How to prove $\phi(mn) > \phi(m)\phi(n)$ if $(m,n) \ne 1$

Question

I need to prove that

$$\phi(mn) > \phi(m)\phi(n)$$

if $m$ and $n$ have a common factor greater than 1.

I have read up on the case where $m$ and $n$ are relatively prime, then $\phi(mn)=\phi(m)\phi(n)$.

Answer 1

Hint: Write the prime factorization of both $m,n$ and observe that $$ \varphi(p^k) = p^{k-1}(p-1) > \varphi(p)^k = (p-1)^{k-1}(p-1).$$

I'm sorry I'm too lazy this moment to work a whole proof. But here is a simple case.
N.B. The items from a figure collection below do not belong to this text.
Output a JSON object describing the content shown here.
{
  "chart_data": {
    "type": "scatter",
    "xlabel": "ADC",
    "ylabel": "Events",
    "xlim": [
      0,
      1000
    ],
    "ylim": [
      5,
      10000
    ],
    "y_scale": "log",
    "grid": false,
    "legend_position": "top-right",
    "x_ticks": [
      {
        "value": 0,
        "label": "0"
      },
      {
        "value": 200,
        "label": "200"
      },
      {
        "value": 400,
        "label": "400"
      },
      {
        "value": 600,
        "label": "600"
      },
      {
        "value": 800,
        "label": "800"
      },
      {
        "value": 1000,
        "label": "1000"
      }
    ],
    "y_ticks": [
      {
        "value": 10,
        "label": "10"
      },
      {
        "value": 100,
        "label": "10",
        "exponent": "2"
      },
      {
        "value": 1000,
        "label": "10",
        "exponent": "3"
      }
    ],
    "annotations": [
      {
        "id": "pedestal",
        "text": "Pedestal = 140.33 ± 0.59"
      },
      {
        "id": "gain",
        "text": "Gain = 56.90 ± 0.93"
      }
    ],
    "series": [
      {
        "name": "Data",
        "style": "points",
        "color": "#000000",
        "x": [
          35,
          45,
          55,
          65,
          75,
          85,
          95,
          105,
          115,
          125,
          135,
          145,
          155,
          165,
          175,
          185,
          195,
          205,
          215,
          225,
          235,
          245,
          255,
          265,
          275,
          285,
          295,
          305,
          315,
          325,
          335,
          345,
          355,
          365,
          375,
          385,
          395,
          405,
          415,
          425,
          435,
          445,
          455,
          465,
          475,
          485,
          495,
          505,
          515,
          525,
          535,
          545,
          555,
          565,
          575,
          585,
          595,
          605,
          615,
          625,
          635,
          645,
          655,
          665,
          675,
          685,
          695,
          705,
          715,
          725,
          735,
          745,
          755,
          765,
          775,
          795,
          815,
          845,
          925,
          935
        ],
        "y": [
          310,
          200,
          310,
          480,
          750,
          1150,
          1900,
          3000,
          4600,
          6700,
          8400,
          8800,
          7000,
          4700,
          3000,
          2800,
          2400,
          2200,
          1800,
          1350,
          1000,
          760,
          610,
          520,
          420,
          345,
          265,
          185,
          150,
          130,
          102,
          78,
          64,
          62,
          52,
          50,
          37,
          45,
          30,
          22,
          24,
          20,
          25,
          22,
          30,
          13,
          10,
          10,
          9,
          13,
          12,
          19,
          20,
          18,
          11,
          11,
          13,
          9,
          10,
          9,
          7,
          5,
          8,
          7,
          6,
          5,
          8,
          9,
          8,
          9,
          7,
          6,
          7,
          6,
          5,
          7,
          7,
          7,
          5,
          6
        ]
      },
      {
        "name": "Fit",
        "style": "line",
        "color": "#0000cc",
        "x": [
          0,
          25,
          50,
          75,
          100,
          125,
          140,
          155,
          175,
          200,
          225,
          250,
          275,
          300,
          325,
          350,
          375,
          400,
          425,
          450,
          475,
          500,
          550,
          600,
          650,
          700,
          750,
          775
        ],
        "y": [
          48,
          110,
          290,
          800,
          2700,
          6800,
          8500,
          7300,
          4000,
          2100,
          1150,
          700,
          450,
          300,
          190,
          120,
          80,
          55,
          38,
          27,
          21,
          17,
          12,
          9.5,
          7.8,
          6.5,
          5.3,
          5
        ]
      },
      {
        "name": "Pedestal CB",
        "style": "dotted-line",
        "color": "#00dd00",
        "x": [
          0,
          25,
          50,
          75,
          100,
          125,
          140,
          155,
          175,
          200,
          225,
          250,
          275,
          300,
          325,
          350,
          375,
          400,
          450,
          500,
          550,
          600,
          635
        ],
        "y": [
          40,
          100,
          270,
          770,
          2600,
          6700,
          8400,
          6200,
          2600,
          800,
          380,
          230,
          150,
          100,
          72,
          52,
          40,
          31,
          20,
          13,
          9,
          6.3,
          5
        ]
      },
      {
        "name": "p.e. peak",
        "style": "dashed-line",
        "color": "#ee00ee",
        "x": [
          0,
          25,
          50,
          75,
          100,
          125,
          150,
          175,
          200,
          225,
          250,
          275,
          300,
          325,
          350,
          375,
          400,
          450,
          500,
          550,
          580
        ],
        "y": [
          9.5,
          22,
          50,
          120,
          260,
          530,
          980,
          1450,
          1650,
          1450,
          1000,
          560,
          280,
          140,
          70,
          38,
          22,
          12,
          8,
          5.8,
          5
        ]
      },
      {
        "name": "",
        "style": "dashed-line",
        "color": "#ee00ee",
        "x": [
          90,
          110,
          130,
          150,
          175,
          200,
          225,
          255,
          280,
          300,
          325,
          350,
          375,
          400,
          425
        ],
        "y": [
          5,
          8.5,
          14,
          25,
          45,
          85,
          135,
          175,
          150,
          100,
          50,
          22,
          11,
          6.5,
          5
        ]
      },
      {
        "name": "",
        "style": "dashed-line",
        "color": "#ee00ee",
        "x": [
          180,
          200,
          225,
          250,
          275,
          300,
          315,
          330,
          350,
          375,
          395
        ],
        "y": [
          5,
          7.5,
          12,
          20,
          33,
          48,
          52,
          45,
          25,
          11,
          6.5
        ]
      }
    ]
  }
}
If $$ m = pq, n = ph$$ for primes $p,q,h$. Then $$\varphi(m)\varphi(n) = \varphi(p)^2 \varphi(q)\varphi(h)$$ and $$ \varphi(mn) = \varphi(p^2)\varphi(q)\varphi(h) $$ Result follows since $\varphi(p^2) > \varphi(p)^2$ as above.

Answer 2

According this recently asked question, $$ \phi(mn) = \phi(m) \phi(n) \frac{d}{\phi(d)} , $$ where $d = \gcd(m,n)$. Your question follows from the fact that $\varphi(d) < d$ whenever $d>1$.